The present invention relates to a device for fastening an object against a wall or the like, as a plug-in mounting.
Such devices generally have an externally threaded bolt onto one end of which a nut is threaded and onto the other end of which an expander element is mounted. The end on which the expander element is mounted is at least partially conical, the maximum diameter of which is at most equal to the diameter of the bolt. The expander element comprises two half-shell-like parts held in a displaceable manner. The two half-shell-like expander element parts are provided on their two long edges, which in the assembled state are located opposite one another, with at least two lobes each formed thereon, which for the sake of mutually securing one another axially are engaged adjacent one another and are held in the radial direction on the conical end by positive adjacent engagement. The lobes are disposed on the expander element in such a manner that the expander element parts are transversely symmetrical, or when viewed in development are point-symmetrical.

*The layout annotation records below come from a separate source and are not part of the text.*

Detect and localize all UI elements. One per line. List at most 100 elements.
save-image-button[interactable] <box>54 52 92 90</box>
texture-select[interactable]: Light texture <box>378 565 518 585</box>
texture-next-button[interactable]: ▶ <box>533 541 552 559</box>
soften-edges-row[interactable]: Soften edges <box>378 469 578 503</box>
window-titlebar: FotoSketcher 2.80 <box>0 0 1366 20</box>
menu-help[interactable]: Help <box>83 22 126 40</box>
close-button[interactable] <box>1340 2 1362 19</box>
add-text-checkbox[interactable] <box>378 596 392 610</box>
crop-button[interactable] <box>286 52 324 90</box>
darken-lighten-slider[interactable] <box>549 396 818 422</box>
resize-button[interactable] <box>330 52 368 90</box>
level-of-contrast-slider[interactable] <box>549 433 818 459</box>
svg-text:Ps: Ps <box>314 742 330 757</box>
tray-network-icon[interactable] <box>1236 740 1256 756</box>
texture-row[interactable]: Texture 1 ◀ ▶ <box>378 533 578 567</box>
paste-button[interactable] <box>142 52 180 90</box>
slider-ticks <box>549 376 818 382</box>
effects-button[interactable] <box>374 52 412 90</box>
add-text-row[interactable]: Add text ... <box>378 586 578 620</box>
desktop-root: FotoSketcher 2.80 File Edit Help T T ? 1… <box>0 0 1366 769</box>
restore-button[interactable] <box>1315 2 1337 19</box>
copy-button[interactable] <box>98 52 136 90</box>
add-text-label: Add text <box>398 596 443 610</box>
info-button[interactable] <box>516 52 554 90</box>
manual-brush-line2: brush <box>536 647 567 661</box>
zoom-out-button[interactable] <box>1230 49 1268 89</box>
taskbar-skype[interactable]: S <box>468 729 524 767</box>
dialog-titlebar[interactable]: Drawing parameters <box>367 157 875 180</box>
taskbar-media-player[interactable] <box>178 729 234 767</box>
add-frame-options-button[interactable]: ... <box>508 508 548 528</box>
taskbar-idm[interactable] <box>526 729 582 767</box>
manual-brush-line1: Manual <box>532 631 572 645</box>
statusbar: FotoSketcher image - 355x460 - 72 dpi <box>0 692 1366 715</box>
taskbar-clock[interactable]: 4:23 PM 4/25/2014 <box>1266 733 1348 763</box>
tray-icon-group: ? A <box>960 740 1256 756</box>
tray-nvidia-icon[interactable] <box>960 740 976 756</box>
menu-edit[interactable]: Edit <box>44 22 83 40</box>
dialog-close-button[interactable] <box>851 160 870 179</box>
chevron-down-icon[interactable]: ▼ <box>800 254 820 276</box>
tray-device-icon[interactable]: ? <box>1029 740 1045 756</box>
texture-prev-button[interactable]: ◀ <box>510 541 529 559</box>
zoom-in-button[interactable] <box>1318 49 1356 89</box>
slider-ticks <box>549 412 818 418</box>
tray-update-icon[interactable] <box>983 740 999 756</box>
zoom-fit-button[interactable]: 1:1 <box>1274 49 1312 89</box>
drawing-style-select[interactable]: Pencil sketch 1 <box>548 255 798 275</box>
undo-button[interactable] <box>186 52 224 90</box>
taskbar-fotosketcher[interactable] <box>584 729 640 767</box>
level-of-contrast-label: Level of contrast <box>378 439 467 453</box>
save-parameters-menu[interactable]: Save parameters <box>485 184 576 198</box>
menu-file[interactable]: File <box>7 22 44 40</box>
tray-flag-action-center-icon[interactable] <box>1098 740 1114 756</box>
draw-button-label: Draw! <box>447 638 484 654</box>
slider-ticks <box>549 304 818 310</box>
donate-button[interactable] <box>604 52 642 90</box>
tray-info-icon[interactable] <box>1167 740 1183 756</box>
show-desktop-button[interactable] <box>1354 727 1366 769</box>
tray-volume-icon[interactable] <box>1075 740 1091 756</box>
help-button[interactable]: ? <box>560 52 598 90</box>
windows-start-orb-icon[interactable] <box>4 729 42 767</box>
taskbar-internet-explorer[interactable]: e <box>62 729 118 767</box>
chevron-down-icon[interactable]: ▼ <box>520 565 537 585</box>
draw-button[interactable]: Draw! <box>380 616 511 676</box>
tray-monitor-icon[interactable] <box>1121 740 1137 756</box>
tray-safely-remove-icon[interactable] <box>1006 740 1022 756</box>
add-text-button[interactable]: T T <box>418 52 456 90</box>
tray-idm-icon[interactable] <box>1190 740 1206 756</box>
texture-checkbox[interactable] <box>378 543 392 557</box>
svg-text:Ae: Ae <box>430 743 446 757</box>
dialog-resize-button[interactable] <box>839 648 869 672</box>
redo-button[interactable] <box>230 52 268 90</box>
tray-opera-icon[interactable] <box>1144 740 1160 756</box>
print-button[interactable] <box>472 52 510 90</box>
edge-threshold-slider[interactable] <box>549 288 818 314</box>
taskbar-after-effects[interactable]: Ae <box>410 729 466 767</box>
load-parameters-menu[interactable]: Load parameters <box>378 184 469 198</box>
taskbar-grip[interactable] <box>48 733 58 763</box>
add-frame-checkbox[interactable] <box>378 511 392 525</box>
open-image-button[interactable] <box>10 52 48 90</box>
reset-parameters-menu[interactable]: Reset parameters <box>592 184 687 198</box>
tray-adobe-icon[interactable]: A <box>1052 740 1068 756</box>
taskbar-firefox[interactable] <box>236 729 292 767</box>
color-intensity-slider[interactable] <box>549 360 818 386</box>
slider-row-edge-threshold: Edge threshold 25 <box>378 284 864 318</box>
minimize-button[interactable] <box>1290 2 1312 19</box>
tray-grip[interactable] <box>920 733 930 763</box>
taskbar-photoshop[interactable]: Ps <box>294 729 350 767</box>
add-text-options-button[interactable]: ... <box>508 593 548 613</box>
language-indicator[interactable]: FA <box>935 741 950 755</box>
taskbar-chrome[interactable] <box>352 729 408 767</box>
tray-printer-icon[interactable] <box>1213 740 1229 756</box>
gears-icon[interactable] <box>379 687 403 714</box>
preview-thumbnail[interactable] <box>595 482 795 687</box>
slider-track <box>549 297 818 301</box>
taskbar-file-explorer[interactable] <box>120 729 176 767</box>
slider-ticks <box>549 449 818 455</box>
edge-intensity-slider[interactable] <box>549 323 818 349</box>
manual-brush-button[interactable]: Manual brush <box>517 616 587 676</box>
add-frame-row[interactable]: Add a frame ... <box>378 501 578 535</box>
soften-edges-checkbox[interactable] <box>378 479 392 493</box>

In such devices, which are known from U.S. Pat. No. 4,334,813 and German laid-open application DE-OS No. 29 27 373, it has been found that where cracks or fissures have later formed in the concrete, particularly cracks or fissures 1 mm or 1.5 mm in width, these devices--that is, the outer threaded both including the half-shell-like expander element parts--either have not held or have fallen out later. Since when the outer threaded bolt slips out, the expander element parts are no longer spread apart or have slipped over the cone of the bolt, the entire device has been pulled out of the object it was being used to secure in such cases.